Roy McCalister Jr., a former member of Detroit City Council, said the wall serves as a reminder and a call to action to address housing issues affecting the city today.

“Affordable housing is still an issue,” McCalister said. “This issue is almost like it continues on but just in a different frame. You’re looking at the past and the present, we’re still dealing with these issues.” 

To be considered for National Register listing, a property must be at least 50 years old, possess historic integrity, and be significant for its association with important people, events or architecture. Detroit is home to many such sites that haven’t been recognized, city officials said Monday. 

Mayor Mike Duggan said recognition of the Birwood Wall is “overdue.” That’s why the City of Detroit hired Jordan to serve as Detroit’s historian. Jordan said his hiring ensures “Black stories would be centered” and taught to Detroiters. He’s also part of an effort to bring more Detroit sites into the spotlight, he said. 

Michigan’s State Historic Preservation Office received a grant in 2016 to document sites in Detroit that have a close connection to the Civil Rights movement. An advisory board of local historians was formed to recommend locations. More than 100 sites have been identified since the project began and seven sites were added to the National Register of Historic Places thus far. 

sign
The National Register of Historic Places officially recognizes the Birwood Wall and Eight Mile-Wyoming Neighborhood as historically and culturally significant landmarks in Detroit. (BridgeDetroit Photo by Malachi Barrett)

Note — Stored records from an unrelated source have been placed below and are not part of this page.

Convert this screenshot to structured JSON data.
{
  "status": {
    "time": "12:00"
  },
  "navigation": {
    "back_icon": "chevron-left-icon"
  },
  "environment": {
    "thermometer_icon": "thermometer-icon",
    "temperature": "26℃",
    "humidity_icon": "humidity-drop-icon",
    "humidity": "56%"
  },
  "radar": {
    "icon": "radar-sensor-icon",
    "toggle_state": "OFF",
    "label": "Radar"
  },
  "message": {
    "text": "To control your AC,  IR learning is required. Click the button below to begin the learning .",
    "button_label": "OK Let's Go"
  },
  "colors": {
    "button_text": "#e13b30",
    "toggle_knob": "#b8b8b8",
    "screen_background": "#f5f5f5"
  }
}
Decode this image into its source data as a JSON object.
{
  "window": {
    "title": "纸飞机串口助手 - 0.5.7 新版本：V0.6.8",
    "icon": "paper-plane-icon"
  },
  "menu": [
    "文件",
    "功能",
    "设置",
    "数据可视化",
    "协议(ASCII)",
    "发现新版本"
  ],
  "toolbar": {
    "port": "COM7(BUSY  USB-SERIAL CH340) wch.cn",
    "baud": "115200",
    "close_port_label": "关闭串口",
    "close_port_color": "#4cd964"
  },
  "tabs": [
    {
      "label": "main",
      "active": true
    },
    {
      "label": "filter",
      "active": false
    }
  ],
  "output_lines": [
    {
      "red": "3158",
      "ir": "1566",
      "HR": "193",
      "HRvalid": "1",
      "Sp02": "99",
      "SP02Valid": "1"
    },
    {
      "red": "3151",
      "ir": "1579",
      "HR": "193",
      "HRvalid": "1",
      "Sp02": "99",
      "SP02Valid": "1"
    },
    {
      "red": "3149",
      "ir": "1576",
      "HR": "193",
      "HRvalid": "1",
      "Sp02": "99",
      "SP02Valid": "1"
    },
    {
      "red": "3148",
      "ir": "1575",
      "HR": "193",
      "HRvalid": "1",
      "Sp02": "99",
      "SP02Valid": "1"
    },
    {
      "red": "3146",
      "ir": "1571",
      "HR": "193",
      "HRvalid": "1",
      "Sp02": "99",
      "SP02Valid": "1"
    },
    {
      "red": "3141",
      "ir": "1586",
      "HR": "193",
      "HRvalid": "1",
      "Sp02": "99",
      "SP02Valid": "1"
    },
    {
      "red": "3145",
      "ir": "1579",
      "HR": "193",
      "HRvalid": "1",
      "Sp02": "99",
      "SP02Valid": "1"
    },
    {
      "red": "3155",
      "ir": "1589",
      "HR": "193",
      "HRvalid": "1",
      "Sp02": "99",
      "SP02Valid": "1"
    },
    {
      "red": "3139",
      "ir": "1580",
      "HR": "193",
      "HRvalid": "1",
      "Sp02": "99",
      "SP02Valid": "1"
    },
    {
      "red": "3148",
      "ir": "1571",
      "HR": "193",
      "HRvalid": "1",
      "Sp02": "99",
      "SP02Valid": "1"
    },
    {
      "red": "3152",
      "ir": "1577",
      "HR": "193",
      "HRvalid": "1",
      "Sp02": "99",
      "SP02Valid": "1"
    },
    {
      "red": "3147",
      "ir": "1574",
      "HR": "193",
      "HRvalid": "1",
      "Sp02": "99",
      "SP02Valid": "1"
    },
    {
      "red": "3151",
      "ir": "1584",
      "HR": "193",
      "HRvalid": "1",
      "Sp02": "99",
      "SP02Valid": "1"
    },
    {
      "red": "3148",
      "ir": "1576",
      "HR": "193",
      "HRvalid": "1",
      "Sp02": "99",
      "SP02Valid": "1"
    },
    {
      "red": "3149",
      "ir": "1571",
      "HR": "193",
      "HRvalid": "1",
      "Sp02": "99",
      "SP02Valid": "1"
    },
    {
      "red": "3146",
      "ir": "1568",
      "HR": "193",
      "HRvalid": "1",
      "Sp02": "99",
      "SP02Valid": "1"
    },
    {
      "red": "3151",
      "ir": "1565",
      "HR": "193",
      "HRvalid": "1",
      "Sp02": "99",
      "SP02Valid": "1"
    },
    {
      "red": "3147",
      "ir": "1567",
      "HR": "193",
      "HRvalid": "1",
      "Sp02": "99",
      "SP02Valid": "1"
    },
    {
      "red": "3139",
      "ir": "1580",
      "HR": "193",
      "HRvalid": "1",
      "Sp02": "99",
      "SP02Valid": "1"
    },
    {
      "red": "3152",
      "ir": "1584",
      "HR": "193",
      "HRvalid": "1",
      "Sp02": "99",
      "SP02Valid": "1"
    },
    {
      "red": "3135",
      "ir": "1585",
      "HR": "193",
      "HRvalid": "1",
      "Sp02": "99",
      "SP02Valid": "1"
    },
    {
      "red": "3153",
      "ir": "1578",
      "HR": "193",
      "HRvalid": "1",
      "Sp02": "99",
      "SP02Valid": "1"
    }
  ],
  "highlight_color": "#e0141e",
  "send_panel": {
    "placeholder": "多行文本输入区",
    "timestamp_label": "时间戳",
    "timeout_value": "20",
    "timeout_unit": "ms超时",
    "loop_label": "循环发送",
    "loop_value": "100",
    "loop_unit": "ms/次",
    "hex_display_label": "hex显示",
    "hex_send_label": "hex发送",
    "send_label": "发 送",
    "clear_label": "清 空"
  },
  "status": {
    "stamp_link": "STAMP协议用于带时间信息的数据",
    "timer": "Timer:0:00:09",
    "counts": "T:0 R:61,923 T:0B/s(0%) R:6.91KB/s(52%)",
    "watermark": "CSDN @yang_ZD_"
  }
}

Last year, the Birwood Wall was added along with New Bethel Baptist Church, the Rosa L. and Raymond Parks Flat, Shrine of the Black Madonna of the Pan African Orthodox Christian Church and the WGPR-TV studio. Brian Egan, president of the Michigan Historical Commission, said the historic markers educate future generations about the country’s complicated history.

“Maybe it’s not always positive, maybe it’s not always something we want to share, but it’s something that reminds us and inspires us,” Egan said.

Egan added the state is undergoing an audit of historic markers “that may not have had a balanced story told” to uplift untold chapters of Michigan’s history.

Duggan said Detroit’s history is closely entwined with strategies to keep Black people out of white neighborhoods. 

“When you think it’s ancient history, it really hit me a few years ago when we bought the land for the new Jeep plant off Mack Avenue,” Duggan said Monday. “The deeds to some of those parcels … said on them ‘can only be sold to Caucasians.’ The deed restrictions were still there. They may not have been enforceable, but they’re still on those deeds. We are still recovering from that racial discrimination in this country. We work on recovering from it every day, but we can’t recover from it if we aren’t aware of it.”

Duggan noted the National Register’s recognition of the Ossian Sweet House at 2905 Garland, the home of a prominent Black physician who had to defend his family against a mob of white Detroiters who had violently opposed integration on the city’s east side. Duggan also highlighted Detroit’s role in ending restrictive covenants; the McGhee’s former home is recognized with a historic marker. 

Keith Williams, chair of the Michigan Democratic Black Caucus, said recognition is only part of the mission. Williams is an advocate of a city task force being formed to explore how Detroit could provide reparations for Black residents affected by historic injustices. 

“Markers are fine, because it acknowledges what has happened,” Williams said. “What would be nice is if they pay the people who were affected by the wall. There are other kinds of walls we don’t want to talk about – the walls of poverty and wealth gaps. How do we take all this stuff and rebuild and repair? The city won’t go any further until they’re acknowledging the pain that was caused by racism.” 

Jordan said it’s important to take a hard look at the past, especially at events we may not be proud of today. 

“If history doesn’t ever make you uncomfortable, then it’s not really history,” Jordan said.